The Government will fully consider a report which states that Ireland should borrow more to invest in housing to address the ongoing crisis, according to the Tánaiste.
Analysis by the Economic and Social Research Institute (ESRI) shows that the state needs to double its investment on housing to €4 billion.
The ESRI said this would deliver an additional 18,000 housing units a year.
Leo Varadkar said he would look at the report and give it full consideration.
The report, published on Thursday, calls for the Government to double public investment in public housing.
Government must double investment in public housing - @EOBroin
“The ESRI calls for a doubling of capital investment in public housing to €4bn per year, to deliver 18,000 additional public homes a year. This is what Sinn Féin has been saying for years."https://t.co/ub8zcDhtz7 pic.twitter.com/yMW9Svg0XR— Sinn Féin (@sinnfeinireland) June 3, 2021
Sinn Féin’s housing spokesman Eoin Ó Broin said his party has previously called for double capital expenditure on public housing.
He said that the Government must embark on the largest programme of investment in public housing in the history of the state.
“This is the scale of what is required to tackle the crisis we are in,” he added.
Mr Ó Broin said that Fianna Fáil voted for a 2018 Dáil motion from the Raise the Roof campaign.
The motion also called for a doubling of capital investment in Budget 2019 and the delivery of 20,000 social and affordable homes that year.
“Of course, Fianna Fáil has done what it does best and abandoned that commitment,” Mr Ó Broin added.
“There was no meaningful additional capital spend in the Minister for Housing Darragh O’Brien’s first budget above the commitments already entered into by his predecessor, Eoghan Murphy.
“There is only €160 million extra in capital spend for this year; €124 million to deliver an additional 593 social homes and a paltry €35 million to deliver just over 400 affordable cost-rental homes.
“I said at the time and will do so again: that budget was underwhelming, unclear and wholly inadequate.”
He also accused the Tánaiste and Fine Gael of failing to build a single affordable home to rent or buy through a central Government scheme.

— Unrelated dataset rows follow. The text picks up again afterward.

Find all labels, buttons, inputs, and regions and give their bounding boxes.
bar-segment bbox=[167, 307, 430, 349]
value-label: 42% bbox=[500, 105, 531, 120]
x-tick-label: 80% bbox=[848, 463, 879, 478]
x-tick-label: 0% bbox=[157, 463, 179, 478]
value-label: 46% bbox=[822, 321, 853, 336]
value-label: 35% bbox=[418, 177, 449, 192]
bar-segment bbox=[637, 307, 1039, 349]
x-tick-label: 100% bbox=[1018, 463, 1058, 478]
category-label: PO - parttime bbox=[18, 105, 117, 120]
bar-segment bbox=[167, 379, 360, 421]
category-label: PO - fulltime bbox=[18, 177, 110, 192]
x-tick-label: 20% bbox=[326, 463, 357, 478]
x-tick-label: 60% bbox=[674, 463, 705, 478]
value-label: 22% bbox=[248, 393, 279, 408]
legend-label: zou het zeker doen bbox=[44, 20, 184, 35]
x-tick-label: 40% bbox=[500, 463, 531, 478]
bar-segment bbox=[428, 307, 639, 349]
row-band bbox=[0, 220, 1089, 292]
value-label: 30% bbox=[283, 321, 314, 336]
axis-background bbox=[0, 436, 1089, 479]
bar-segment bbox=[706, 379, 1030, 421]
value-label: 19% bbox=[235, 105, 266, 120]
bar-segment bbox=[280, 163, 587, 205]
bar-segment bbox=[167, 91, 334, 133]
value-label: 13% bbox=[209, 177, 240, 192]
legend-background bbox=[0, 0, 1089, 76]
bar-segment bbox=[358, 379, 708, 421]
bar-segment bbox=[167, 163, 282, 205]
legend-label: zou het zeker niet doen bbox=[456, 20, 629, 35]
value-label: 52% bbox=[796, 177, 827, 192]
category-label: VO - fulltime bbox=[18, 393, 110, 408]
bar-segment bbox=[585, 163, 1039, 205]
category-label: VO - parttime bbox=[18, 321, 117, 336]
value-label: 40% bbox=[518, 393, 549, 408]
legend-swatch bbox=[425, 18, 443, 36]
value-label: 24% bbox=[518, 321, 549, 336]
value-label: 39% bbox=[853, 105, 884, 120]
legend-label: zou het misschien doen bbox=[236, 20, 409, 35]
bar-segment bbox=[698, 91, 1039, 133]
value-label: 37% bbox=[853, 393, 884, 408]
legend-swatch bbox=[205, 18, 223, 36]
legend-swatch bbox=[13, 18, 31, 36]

“After 10 years of failure by the Tánaiste personally, as well as by his party, will he, on foot of this recommendation from the ESRI, give a guarantee that Budget 2022 will include a doubling of direct capital investment by the state into the delivery of affordable homes for working people?
“This is what the ESRI is urging the Government to do today.”
Mr Varadkar said that while he has not read the report, he saw the headlines.
“As I understand it, the ESRI proposes a big increase in capital spending on social and public housing and that we would set a target of about 18,000 per year,” Mr Varadkar added.
“It would not be easy to get to that overnight but it might well be a good target to aim for over the course of this Government.
“However, I have not seen what breakdown the ESRI proposes.
"All we ever hear from Sinn Féin is pure populism."
—Tánaiste @LeoVaradkar calling out Sinn Féin's two-faced hypocrisy. pic.twitter.com/HNFIAEo0I1— Fine Gael (@FineGael) June 3, 2021
“Deputy Ó Broin used the term public housing but as he knows, public housing is much broader than social housing.
“If that includes public housing, if that includes cost-rental, if it includes affordable for-purchase housing then that may well be doable.
“18,000 may well be the right figure and may well be where we get to. If it is 18,000 social houses alone then that is a different question.
“That would be all on-balance sheet borrowing, it would not be recoverable and would be much harder to do.
“We will take a look at the report, we will give it full consideration.”